Summit wave and first fatality on K2

The 8,611-meter-high K2, the second highest mountain on earth (in 2004)

It seems almost surreal: Everest conditions on K2. After the first ascent of the second highest mountain in northern Pakistan on 31 July 1954 by the Italians Achille Compagnoni and Lino Lacedelli, it took 40 years to reach the mark of 100 ascents. Today, Friday, according to reports from Pakistan, around 100 climbers are said to have reached the summit of K2 at 8,611 meters – in a single day!

On Thursday, a five-member Sherpa team – Pasdawa Sherpa, Chhiring Namgyal Sherpa (both from the operator 8K Expeditions) and Siddhi Ghising, Dorjee Gyelzen Sherpa and Rinji Sherpa (from Madison Mountaineering) – had fixed the ropes up to the highest point, achieving the first summit successes on K2 this summer. They used bottled oxygen. So did the vast majority of members of commercial teams who summited today – among them Kristin Harila of Norway (eight-thousander number eight for her this year) and Samina Baig as the first woman from Pakistan.
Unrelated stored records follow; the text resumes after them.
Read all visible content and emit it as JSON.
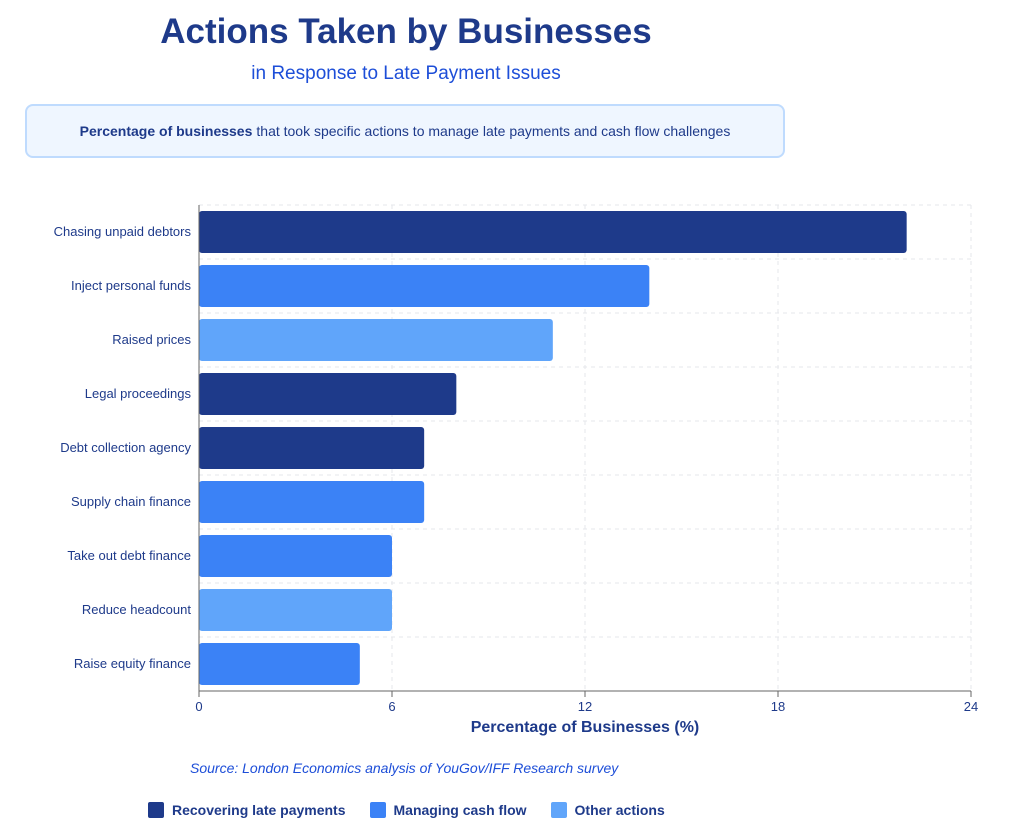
{
  "title": "Actions Taken by Businesses",
  "subtitle": "in Response to Late Payment Issues",
  "description": {
    "bold": "Percentage of businesses",
    "rest": "that took specific actions to manage late payments and cash flow challenges"
  },
  "source": "Source: London Economics analysis of YouGov/IFF Research survey",
  "colors": {
    "recovering": "#1e3a8a",
    "cashflow": "#3b82f6",
    "other": "#60a5fa"
  },
  "chart_data": {
    "type": "bar",
    "orientation": "horizontal",
    "categories": [
      "Chasing unpaid debtors",
      "Inject personal funds",
      "Raised prices",
      "Legal proceedings",
      "Debt collection agency",
      "Supply chain finance",
      "Take out debt finance",
      "Reduce headcount",
      "Raise equity finance"
    ],
    "values": [
      22,
      14,
      11,
      8,
      7,
      7,
      6,
      6,
      5
    ],
    "groups": [
      "recovering",
      "cashflow",
      "other",
      "recovering",
      "recovering",
      "cashflow",
      "cashflow",
      "other",
      "cashflow"
    ],
    "xlabel": "Percentage of Businesses (%)",
    "xlim": [
      0,
      24
    ],
    "xticks": [
      0,
      6,
      12,
      18,
      24
    ],
    "grid": true,
    "legend": [
      {
        "key": "recovering",
        "label": "Recovering late payments"
      },
      {
        "key": "cashflow",
        "label": "Managing cash flow"
      },
      {
        "key": "other",
        "label": "Other actions"
      }
    ],
    "legend_position": "bottom"
  }
}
Stefi Troguet, Jing He and Grace Tseng reportedly without breathing masks

One of the few exceptions was Estefania, called “Stefi” Troguet. The climber from Andorra had already scaled Nanga Parbat without breathing mask in 2019. “I can’t believe it. I’m on top of K2, with no O2. The hardest thing I’ve ever done,” the 30-year-old announced via GPS tracker. “This summit is for Sergi, Ali and Antonios.” Stefi’s friends Sergio Mingote of Spain and Muhammad Ali Sadpara of Pakistan had died on K2 in winter 2021, and Greek Antonios Sykaris on Dhaulagiri in Nepal last April.

According to the operator Seven Summit Treks, Chinese climber Jing He also reached the summit of K2 without bottled oxygen. In spring, she had scaled Mount Everest and neighboring Lhotse without bottled oxygen – also as a member of a commercial team, i.e. with Sherpa support. The Himalayan Database also lists eight-thousander summit successes without breathing mask for the Chinese woman, born in 1988, on Manaslu in 2017 (although she did not reach the “True Summit,” the very highest point, there), on Makalu in 2018 and on Annapurna in 2019. On Cho Oyu, she used bottled oxygen in 2016, the chronicle says.
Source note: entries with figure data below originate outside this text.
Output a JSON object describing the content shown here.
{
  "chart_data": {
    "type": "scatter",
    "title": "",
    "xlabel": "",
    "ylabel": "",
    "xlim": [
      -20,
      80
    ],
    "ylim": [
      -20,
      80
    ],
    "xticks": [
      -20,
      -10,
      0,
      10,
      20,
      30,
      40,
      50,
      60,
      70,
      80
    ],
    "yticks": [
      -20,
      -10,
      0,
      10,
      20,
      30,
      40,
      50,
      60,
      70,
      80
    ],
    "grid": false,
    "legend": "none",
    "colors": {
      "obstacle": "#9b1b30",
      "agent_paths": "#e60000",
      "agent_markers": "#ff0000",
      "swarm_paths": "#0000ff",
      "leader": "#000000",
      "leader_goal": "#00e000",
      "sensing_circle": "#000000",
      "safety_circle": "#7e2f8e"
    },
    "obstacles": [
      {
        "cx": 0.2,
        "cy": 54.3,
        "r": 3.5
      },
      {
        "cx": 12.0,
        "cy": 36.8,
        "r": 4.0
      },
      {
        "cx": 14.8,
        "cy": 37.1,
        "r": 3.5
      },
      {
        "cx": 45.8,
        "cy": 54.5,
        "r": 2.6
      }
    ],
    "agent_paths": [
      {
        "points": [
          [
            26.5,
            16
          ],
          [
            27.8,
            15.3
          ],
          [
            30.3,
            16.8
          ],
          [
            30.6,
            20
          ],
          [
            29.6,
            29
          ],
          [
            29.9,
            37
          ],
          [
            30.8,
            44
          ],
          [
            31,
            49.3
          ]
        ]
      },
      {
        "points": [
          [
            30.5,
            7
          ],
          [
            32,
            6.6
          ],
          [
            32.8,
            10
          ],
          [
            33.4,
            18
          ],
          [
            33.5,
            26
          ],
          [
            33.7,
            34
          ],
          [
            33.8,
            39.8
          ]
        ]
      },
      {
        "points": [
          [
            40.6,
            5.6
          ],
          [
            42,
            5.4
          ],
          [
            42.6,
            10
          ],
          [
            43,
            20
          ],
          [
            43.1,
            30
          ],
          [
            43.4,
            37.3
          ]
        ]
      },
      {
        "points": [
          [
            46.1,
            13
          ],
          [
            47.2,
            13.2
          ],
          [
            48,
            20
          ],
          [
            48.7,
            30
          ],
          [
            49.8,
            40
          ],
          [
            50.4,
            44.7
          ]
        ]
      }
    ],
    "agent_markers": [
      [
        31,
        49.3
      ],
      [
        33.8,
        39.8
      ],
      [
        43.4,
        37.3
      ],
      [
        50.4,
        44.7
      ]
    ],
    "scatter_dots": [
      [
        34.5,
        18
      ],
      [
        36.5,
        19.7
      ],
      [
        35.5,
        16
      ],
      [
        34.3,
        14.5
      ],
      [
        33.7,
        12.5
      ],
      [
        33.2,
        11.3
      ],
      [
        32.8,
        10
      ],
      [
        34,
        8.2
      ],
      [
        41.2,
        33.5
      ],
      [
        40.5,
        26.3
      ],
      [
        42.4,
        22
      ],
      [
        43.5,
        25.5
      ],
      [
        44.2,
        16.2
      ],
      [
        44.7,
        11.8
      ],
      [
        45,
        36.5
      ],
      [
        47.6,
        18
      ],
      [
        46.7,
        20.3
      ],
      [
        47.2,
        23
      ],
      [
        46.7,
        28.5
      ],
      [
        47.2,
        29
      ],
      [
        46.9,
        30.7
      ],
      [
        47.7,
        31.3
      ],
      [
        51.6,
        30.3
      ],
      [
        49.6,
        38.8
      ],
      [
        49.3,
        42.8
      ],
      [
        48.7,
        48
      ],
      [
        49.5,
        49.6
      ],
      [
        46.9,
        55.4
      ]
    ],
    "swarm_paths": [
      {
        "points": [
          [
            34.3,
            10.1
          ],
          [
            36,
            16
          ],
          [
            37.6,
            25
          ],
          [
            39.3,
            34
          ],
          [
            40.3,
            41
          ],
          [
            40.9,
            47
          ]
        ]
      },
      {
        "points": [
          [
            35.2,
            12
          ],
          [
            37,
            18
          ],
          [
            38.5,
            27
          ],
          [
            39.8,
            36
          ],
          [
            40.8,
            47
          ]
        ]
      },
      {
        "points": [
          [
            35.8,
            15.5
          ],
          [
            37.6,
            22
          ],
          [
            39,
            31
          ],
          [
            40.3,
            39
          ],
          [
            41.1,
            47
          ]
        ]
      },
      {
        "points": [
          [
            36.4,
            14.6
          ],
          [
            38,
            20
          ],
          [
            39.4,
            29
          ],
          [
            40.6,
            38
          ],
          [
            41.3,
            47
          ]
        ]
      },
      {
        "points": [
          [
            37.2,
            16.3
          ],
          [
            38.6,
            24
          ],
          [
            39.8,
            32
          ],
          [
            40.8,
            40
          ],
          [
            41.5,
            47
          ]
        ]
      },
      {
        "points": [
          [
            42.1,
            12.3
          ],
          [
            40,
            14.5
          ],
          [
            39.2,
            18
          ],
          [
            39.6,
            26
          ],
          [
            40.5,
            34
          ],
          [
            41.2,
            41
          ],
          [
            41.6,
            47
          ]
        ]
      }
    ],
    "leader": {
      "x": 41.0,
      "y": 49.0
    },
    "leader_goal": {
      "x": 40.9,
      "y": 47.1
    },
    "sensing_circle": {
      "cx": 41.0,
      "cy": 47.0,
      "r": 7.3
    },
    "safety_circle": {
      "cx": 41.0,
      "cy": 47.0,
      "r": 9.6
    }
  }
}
Eight-thousander collector Grace Tseng of Taiwan also reportedly reached the summit of K2 today without breathing mask, according to Dolma Outdoor Expedition. Meanwhile, the first fatality of the summer season in the Karakoram is also reported from the mountain. The 34-year-old Afghan climber Ali Akbar Sakhi died at Camp 3, apparently from high altitude sickness.

Summit successes on Broad Peak and G II

Gasherbrum II

Further summit successes by commercial teams were reported from the eight-thousanders Broad Peak and Gasherbrum II. On G II yesterday, Sanu Sherpa was among those who reached the highest point. Nepal’s media are celebrating him as the first person to scale all 14 eight-thousanders at least twice.

“Sorry, I do not like to spoil the party, but when Sanu want to receive a certificate from Guinness World records, he needs to go back once to Dhaulagiri (2019 only Foresummit) and twice to Manaslu (all three times just a ridge point). To accept such a big historical record needs all true summits reached,” writes German chronicler Eberhard Jurgalski in a comment on Facebook. “But he finished another great record on 14th of May this year. He finished the BIG 5 (all over 8400 m) twice with Makalu. Congratulations from my side, a true record for Guinness WR.”

Jurgalski had – as reported – last week presented a new list of those climbers who claim to have scaled all 14 eight-thousanders. The list continues to cause heated debate in the scene. According to the research of a group around Jurgalski, only three climbers have actually stood on the highest points of all eight-thousanders.